In counties outside the urban center of Arizona, the Average Cost of Care will increase to $2,530.67. Both new numbers are increases of more than $100 per month. Neither new number should be confused with the real cost of nursing home care in the community.
CSRD–both the maximum and minimum “Community Spouse Resource Deduction” will increase as well. Couples with less than $15,348 in available assets will be allowed to keep all their resources and still qualify for ALTCS eligibility. Couples with more than $76,740 will be permitted to keep only half of that (or $38,370). The bottom number is an increase of about $400; the cap reflects an increase of almost $2,000.
Other figures, including the Minimum Monthly Maintenance Needs Allowance of $1,254 and the Maximum Monthly Maintenance Needs Allowance of $1,919 will be updated on July 1.
1996 ALTCS Eligibility Figures
Income Cap $1,410
Asset Limitation* $2,000
Personal Needs Allowance $70.50/mo.
Minimum CSRD $15,348
Maximum CSRD $76,740
Minimum MMNA* $1,254
Maximum MMNA* $1,919
Average Cost of Care (Pima, Maricopa, Pinal) $2,651.42
Average Cost of Care (All other Counties) $2,530.67
Burial Limitation* $1,500
Lookback Period 36 months (Until 8/10/96 30 mos)
Lookback (Trusts) 60 months
As mentioned in previous Elder Law Issues, the Arizona White House Conference on Aging held in Phoenix last month dealt with issues facing the full White House Conference on Aging when it meets in May. Arizona’s delegation dealt with several issues expected to dominate the national aging agenda.
Financial Security
A person nearing age 65 in this last decade of the twentieth century has a life expectancy of 85. The life expectancy for the average adult at the end of the nineteenth century was 47. Improvements in health, disease control and lifestyles have made it possible for today’s elderly to expect much longer and more productive lives.
In 1950, the average Social Security benefit was $43.86. By the 1993, the average monthly benefit for workers was $656. For widows and widowers, the average benefit was $624 in 1993.
Although Social Security was originally intended as a supplement to private retirement sources rather than as the principal source of retirement income, the result has been the opposite. Half of today’s retirees receive no pension benefits other than Social Security, and of those with second pensions nearly 60% get less than $100 per month from those sources.

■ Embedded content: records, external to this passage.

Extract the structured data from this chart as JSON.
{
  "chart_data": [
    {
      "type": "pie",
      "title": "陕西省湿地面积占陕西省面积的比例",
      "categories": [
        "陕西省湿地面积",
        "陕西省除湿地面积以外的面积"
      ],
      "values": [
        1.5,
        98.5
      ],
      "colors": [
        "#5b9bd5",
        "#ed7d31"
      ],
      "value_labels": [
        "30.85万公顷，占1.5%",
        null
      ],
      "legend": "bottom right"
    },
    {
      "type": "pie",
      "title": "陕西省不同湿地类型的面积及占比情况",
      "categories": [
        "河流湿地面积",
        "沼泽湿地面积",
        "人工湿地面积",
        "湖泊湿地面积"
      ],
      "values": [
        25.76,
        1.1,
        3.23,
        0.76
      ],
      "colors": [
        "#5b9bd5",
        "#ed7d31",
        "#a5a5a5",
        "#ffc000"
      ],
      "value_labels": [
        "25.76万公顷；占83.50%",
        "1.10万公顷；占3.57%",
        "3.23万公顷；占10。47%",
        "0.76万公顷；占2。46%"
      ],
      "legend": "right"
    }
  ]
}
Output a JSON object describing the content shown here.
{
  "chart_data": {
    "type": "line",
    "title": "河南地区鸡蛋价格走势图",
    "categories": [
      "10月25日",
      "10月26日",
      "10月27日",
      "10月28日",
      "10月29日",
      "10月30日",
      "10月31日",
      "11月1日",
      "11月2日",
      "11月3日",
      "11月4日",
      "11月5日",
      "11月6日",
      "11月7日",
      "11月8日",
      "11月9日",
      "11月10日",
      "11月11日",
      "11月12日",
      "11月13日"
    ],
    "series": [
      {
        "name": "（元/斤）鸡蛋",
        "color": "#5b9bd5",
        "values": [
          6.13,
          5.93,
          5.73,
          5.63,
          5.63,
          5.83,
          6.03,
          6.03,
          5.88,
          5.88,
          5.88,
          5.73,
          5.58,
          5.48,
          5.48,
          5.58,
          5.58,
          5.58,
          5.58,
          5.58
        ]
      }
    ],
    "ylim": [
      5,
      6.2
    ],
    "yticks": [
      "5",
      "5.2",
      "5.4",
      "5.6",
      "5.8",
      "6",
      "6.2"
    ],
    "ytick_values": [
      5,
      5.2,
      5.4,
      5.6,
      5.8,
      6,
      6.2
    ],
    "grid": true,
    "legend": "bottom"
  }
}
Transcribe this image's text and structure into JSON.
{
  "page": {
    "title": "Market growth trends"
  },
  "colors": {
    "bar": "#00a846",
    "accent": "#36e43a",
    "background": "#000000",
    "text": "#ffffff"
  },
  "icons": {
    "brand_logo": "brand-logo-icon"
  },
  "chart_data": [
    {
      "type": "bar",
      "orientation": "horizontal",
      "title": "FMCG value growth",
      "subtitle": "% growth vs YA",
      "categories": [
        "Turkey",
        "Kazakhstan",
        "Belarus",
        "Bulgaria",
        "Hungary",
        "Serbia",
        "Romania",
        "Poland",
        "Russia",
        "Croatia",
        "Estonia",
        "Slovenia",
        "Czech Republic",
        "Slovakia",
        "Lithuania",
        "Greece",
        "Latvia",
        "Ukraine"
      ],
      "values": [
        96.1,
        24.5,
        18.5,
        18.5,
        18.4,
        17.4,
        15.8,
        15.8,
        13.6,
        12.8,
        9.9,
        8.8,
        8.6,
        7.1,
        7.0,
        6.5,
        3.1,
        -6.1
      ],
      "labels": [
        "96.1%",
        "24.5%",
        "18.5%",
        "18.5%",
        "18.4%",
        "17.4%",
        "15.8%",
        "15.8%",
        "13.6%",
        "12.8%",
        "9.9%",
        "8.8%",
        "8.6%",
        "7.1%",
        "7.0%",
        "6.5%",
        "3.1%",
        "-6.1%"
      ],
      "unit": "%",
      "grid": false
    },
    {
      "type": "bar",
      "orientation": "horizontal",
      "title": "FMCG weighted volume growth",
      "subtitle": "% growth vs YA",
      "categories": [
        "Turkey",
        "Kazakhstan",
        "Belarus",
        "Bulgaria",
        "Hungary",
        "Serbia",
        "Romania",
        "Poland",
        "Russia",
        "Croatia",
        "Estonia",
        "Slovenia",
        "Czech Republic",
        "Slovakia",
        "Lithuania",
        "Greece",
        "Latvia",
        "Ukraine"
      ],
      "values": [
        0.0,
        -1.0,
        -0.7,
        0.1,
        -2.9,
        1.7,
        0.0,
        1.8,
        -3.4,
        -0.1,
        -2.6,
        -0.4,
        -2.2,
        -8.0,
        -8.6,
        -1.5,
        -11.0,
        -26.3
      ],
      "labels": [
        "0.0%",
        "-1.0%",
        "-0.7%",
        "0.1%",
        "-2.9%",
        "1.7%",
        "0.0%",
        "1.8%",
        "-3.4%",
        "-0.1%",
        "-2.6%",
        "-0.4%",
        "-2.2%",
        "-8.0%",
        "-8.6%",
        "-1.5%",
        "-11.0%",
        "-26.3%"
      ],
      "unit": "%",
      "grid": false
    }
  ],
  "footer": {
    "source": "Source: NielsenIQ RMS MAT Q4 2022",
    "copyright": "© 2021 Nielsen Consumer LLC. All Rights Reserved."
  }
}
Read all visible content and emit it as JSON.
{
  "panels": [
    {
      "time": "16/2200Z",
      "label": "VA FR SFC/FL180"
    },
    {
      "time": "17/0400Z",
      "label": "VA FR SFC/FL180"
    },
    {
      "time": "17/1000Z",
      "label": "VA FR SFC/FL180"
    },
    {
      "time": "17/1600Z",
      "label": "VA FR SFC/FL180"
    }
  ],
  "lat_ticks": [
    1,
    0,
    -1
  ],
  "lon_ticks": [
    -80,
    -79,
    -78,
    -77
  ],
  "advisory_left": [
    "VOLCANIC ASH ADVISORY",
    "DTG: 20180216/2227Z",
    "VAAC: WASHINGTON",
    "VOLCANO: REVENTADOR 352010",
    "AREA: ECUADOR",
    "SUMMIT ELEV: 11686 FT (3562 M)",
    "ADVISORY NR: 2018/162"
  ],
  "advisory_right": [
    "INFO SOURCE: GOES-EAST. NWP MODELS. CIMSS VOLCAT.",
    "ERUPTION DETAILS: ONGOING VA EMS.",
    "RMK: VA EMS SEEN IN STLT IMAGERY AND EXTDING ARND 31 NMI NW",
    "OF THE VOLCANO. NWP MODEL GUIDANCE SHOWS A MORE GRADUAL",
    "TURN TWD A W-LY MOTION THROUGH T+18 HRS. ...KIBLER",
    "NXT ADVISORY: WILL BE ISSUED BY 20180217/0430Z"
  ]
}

Nationally, Social Security benefits provide about 40% of retiree income. Accumulated assets provide 25%, earnings 18%, and private pensions just 14%. Americans have never been good savers, and sixty years of Social Security seem to have discouraged our already low rates of saving.
As annual federal spending nears $1.5 trillion in 1995, concern mounts about the rising share of the national budget dedicated to Social Security and other “entitlements.” Unless changes are made in the way we fund Social Security, the entire budget will be required just to make the payments on Social Security and the national debt by 2011.
Some changes have already begun. The usual retirement age will raise from 65 to 67 in three decades. Some taxes are now collected on Social Security benefits for the wealthiest recipients, with the proceeds going into the Social Security system. But further changes will be required to prevent bankruptcy of the fund by the year 2029.
Meanwhile, the poorest recipients of federal largesse remain at levels inadequate to provide even basic needs. Over 1.5 million persons age 65 and above qualify for Supplemental Security Income because they receive total income (from all sources) of $458 or less.
In an era of budget constraints and shortages, the need to redesign Social Security benefits and taxes seems inevitable. The obvious challenge will be to do so in a fashion that preserves the value of the program.